Je pose ensuite mes affaires avant de me déshabiller et de faire couler l'eau sur mon corps. L'eau chaude apaise mes muscles un moment et petit à petit j'augmente la chaleur, toujours l'impression que ce n'est jamais assez chaud.
Une fois fini, je sors et observe mon reflet sur mon miroir. Mes taches de rousseurs sont presque invisibles au vu de ma peau devenue rouge qui accompagne mes yeux bleus bouffis.

-Artemis, lance un scan.
-Scan en cours...
Poids : 56 kilos, taille : 1m70. Souhaitez vous un tuto pour vos cernes et vos yeux ?
-Non ca ira, tu peux t'éteindre.

Je m'habille tranquillement avant d'éteindre totalement le miroir et de rejoindre Ezra qui préparait le repas.
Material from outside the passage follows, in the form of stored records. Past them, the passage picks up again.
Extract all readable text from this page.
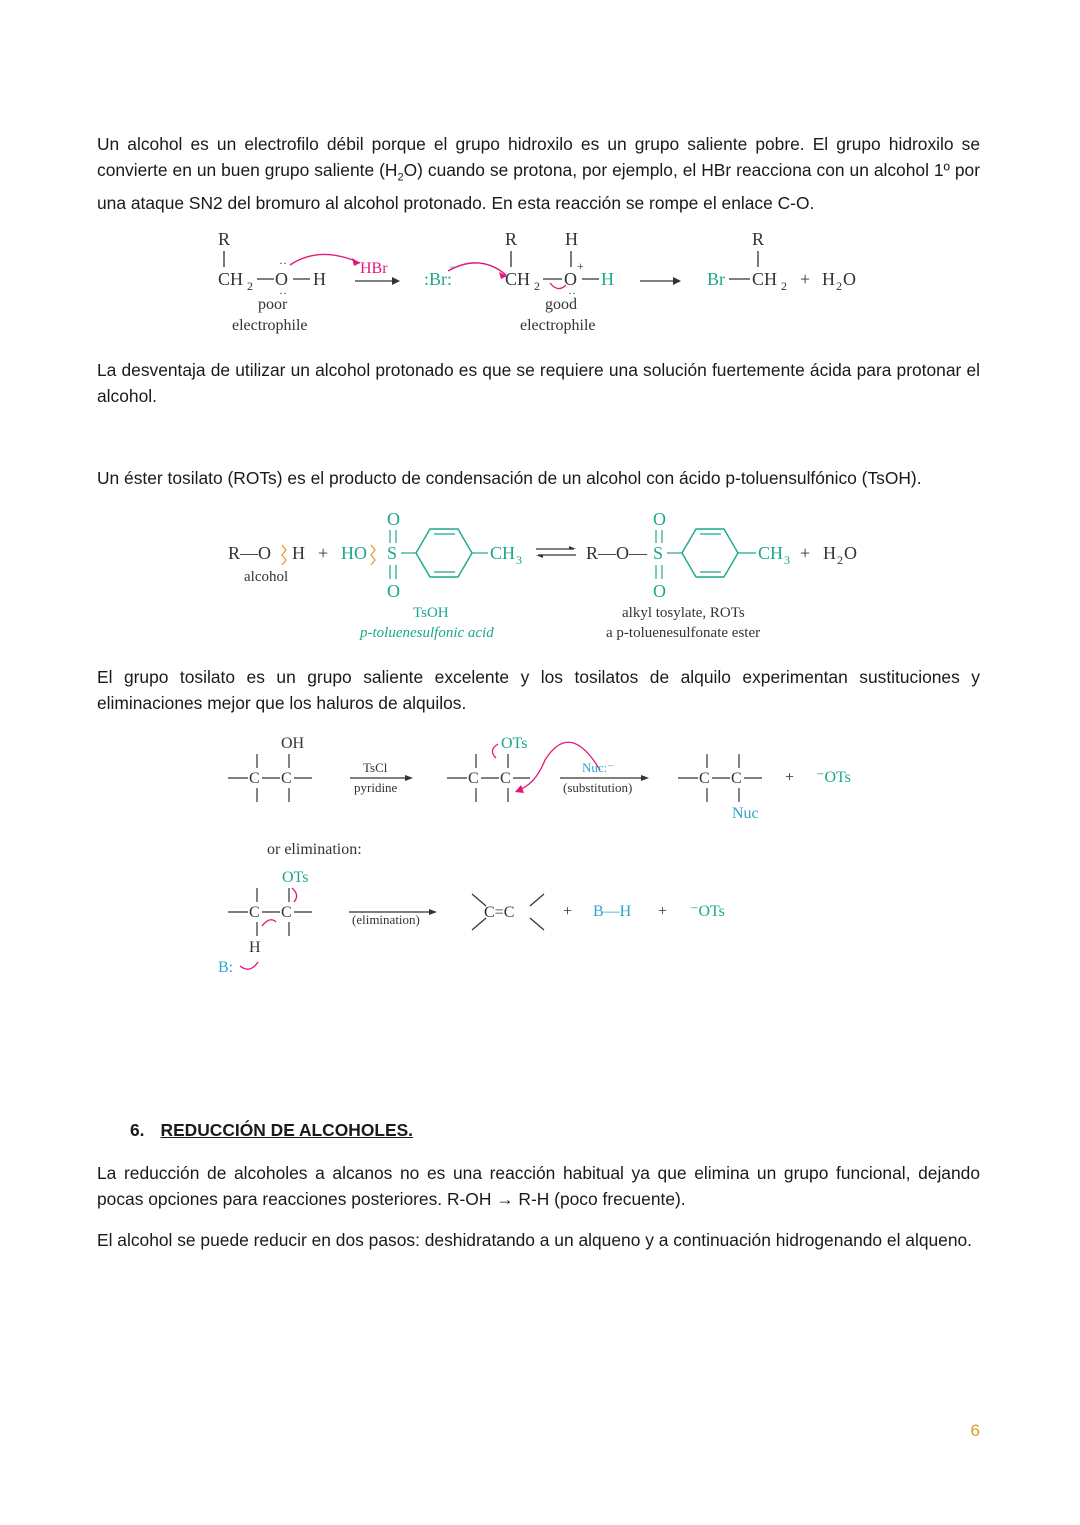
Un alcohol es un electrofilo débil porque el grupo hidroxilo es un grupo saliente pobre. El grupo hidroxilo se convierte en un buen grupo saliente $(H_2O)$ cuando se protona, por ejemplo, el HBr reacciona con un alcohol 1º por una ataque SN2 del bromuro al alcohol protonado. En esta reacción se rompe el enlace C-O.

R
CH 2 O
··
··
H
poor
electrophile
HBr
:Br:
−
R	H
CH 2 O
+
··
H
good
electrophile
R
Br CH 2 + H 2 O

La desventaja de utilizar un alcohol protonado es que se requiere una solución fuertemente ácida para protonar el alcohol.

Un éster tosilato (ROTs) es el producto de condensación de un alcohol con ácido p-toluensulfónico (TsOH).

R—O H
alcohol
+ HO S
O
O
CH 3	R—O— S
O
O
CH 3 + H 2 O
TsOH
p-toluenesulfonic acid
alkyl tosylate, ROTs
a p-toluenesulfonate ester

El grupo tosilato es un grupo saliente excelente y los tosilatos de alquilo experimentan sustituciones y eliminaciones mejor que los haluros de alquilos.

OH
C C
TsCl
pyridine
OTs
C C
Nuc:⁻
(substitution)
C C
Nuc
+ ⁻OTs
or elimination:
OTs
C C
H
B:
(elimination)	C=C	+ B—H + ⁻OTs
6. REDUCCIÓN DE ALCOHOLES.

La reducción de alcoholes a alcanos no es una reacción habitual ya que elimina un grupo funcional, dejando pocas opciones para reacciones posteriores. R-OH → R-H (poco frecuente).

El alcohol se puede reducir en dos pasos: deshidratando a un alqueno y a continuación hidrogenando el alqueno.

6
-Tu as trouvé de quoi faire alors ?
-C'est compliqué, mais j'ai fait des lentilles accompagnées de restes de poulet, mais il faudrait vraiment refaire ton inventaire.
-Ouais je sais...j'attends la bourse pour faire des courses, en attendant je vais aller au marché récupérer des invendus, peut être que ça pourra le faire.

Il acquiesce puis je m'assois pour manger, il reste débout à nettoyer ce qui je dois avouer me fait de la peine. Je sais que ce n'est qu'un robot qu'il ne ressent ni fatigue ni douleur ni faim, mais le voir faire tout à ma place...Peut être que Liam avait raison, je l'exploite ? Et si il ressentait vraiment quelque chose ? Je suis un monstre ? Dois-je lui dire de partir ?

-Swann ?
-Mmh ?
-Tu semble dans tes pensées, le repas ne va pas ?
-Oh si si pardon...dis...tu ressens des...trucs ?
-Mes capteurs sensoriels peuvent ressentir le toucher oui.
-Non pas ça, des sentiments.
-Négatif, je ne ressens aucun sentiment humain.
-Tu es sûr de toi ?
-Bien sûr, pourquoi cette question ?
-Comme ça...

Je continue mon repas en le regardant quelques fois.

-Assis toi quand même, reste pas debout comme ça...

Il obéit directement, la première fois qu'il est venu j'avais peur de lui. Puis plus le temps passe, plus j'ai peur pour lui.